Electron Discussion

Otis

Elite Member
Joined
Apr 22, 2015
Messages
4,414
… The idea that an electron has to take up some kind of space/volume is incorrect. It is a point particle and thus does not take up any space …
This is interesting. An electron cloud takes up space, yet the individual electrons do not. Also, an electron has mass.

If we use the definition that says matter is anything that has mass and takes up space, then an electron is not matter.

Are protons and neutrons matter?
 
This is interesting. An electron cloud takes up space, yet the individual electrons do not. Also, an electron has mass.

If we use the definition that says matter is anything that has mass and takes up space, then an electron is not matter.

Are protons and neutrons matter?
Well, as it would stand according to current theory all point particles are black holes. We usually gloss over that one!

As to electron clouds remember that the cloud isn't made of actual electrons, it is a probability distribution which gives the probability of an electron being some point or energy or angular momentum, etc. It does not exist in "real" space.

-Dan
 
… as it would stand according to current theory …
I've been reading up on chemistry; perhaps its perspective differs from physics, in some finer details?


… remember that the cloud isn't made of actual electrons …
Maybe I've misunderstood. According to what I've read, if an atom owns an electron, then the electron's potential positions (in whatever form it takes) define a region somewhere around the nucleus. The region has a specific shape and takes up space. Chemists call these regions orbitals, and the aggregate electron orbitals for a specific atom is what I'm thinking of, when I say 'cloud'.

I'm still studying the subject; there's a lot I don't know. ?
\(\displaystyle \;\)
 
Chemistry wouldn't matter here. If an object has all its mass contained inside its Schwarzchild radius ( 2GM/c^2) then it is, by definition a black hole. If it's a point particle it has to be inside its Schwarzchild radius.

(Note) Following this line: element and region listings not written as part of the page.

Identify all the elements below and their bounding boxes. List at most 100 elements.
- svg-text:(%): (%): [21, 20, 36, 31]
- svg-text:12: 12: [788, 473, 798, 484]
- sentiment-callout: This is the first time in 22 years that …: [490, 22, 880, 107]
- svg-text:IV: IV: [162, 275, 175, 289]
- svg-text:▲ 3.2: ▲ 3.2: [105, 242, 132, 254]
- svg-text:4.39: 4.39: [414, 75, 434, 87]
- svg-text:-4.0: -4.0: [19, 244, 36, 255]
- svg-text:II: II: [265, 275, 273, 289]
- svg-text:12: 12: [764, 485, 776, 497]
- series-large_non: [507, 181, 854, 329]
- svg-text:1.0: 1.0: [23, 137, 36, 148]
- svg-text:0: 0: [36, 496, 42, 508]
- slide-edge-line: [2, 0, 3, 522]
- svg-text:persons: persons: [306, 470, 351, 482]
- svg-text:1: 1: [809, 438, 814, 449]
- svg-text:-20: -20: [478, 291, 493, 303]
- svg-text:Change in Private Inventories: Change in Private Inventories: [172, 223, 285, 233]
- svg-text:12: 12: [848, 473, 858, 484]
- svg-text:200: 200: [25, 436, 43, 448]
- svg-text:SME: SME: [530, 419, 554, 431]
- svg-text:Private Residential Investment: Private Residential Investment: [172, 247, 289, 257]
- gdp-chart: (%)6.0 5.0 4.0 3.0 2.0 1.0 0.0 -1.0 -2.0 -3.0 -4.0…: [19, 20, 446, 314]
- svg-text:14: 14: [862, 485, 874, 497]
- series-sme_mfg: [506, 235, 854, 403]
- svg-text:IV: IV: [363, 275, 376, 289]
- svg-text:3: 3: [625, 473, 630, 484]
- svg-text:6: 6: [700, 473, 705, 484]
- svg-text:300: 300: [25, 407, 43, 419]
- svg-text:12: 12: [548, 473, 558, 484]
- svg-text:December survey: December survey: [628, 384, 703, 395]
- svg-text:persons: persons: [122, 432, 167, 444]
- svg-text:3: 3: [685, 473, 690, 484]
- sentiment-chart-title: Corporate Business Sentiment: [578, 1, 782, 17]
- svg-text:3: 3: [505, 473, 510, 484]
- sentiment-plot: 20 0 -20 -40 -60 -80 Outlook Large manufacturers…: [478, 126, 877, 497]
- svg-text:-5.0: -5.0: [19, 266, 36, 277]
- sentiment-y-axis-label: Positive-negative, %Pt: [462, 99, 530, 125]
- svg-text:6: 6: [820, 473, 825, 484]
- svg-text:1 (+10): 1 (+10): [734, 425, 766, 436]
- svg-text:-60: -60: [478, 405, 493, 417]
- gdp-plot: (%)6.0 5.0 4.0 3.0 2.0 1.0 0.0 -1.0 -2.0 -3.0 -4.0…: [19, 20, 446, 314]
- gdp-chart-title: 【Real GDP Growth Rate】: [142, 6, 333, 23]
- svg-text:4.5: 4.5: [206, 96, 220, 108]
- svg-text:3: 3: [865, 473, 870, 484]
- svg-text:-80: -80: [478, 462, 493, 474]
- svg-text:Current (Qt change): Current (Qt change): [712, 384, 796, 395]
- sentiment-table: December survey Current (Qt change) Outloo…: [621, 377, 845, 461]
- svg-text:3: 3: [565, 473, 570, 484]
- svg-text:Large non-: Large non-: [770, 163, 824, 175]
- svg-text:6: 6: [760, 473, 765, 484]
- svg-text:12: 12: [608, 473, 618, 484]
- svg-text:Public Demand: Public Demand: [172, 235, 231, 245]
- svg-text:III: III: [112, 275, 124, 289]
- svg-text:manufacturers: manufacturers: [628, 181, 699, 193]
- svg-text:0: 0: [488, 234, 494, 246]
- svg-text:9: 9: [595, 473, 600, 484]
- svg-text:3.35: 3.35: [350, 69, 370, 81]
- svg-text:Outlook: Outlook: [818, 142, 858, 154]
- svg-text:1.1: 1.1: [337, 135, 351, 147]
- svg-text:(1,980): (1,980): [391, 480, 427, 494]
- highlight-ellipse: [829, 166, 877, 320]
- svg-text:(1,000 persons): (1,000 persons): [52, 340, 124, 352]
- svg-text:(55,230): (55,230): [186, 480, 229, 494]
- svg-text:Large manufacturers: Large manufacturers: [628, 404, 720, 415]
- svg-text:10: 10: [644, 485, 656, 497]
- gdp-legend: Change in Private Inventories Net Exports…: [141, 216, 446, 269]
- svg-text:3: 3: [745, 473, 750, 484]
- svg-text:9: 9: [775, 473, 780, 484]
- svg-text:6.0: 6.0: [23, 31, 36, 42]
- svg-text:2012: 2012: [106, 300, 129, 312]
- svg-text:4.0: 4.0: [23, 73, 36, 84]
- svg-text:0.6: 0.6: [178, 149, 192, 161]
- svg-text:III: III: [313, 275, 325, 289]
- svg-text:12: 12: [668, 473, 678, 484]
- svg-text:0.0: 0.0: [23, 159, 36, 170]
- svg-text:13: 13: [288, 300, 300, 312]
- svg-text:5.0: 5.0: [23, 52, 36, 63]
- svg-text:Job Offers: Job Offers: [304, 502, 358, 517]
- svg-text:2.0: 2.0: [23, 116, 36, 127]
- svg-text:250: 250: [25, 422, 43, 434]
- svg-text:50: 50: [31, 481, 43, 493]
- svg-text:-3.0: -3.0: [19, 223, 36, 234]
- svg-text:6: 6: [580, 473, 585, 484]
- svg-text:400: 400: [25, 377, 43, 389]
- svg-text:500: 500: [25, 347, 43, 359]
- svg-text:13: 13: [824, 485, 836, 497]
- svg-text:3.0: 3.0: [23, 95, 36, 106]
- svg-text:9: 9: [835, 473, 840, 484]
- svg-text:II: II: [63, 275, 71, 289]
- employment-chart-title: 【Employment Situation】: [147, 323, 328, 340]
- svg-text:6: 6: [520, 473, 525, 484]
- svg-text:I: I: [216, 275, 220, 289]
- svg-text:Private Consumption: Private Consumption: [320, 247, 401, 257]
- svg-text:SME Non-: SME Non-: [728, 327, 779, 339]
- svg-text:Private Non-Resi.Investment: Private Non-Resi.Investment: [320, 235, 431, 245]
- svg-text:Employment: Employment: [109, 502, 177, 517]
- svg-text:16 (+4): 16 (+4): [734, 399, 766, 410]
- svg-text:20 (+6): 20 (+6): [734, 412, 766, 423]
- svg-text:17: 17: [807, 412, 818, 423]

Let's talk position then. Until observed no particle exists definitely at any point. Once observed the electron's wavefunction will "collapse" (I don't like that term) at a specific point. Where that point is depends on factors such as what orbital the electron is in. I can't draw the pretty pictures but the possible locations of an electron can take spheres or bell-like shapes. (Look at the the hydrogen wavefunctions on the right here.) The electron shows up at a point around the nucleus but the electron is always sitting somewhere within the probability cloud for that particular value of n ( and l, p, d, etc.). The probability distribution is what is called the cloud... two electrons in different orbitals could show us right next to each other but have different quantum numbers.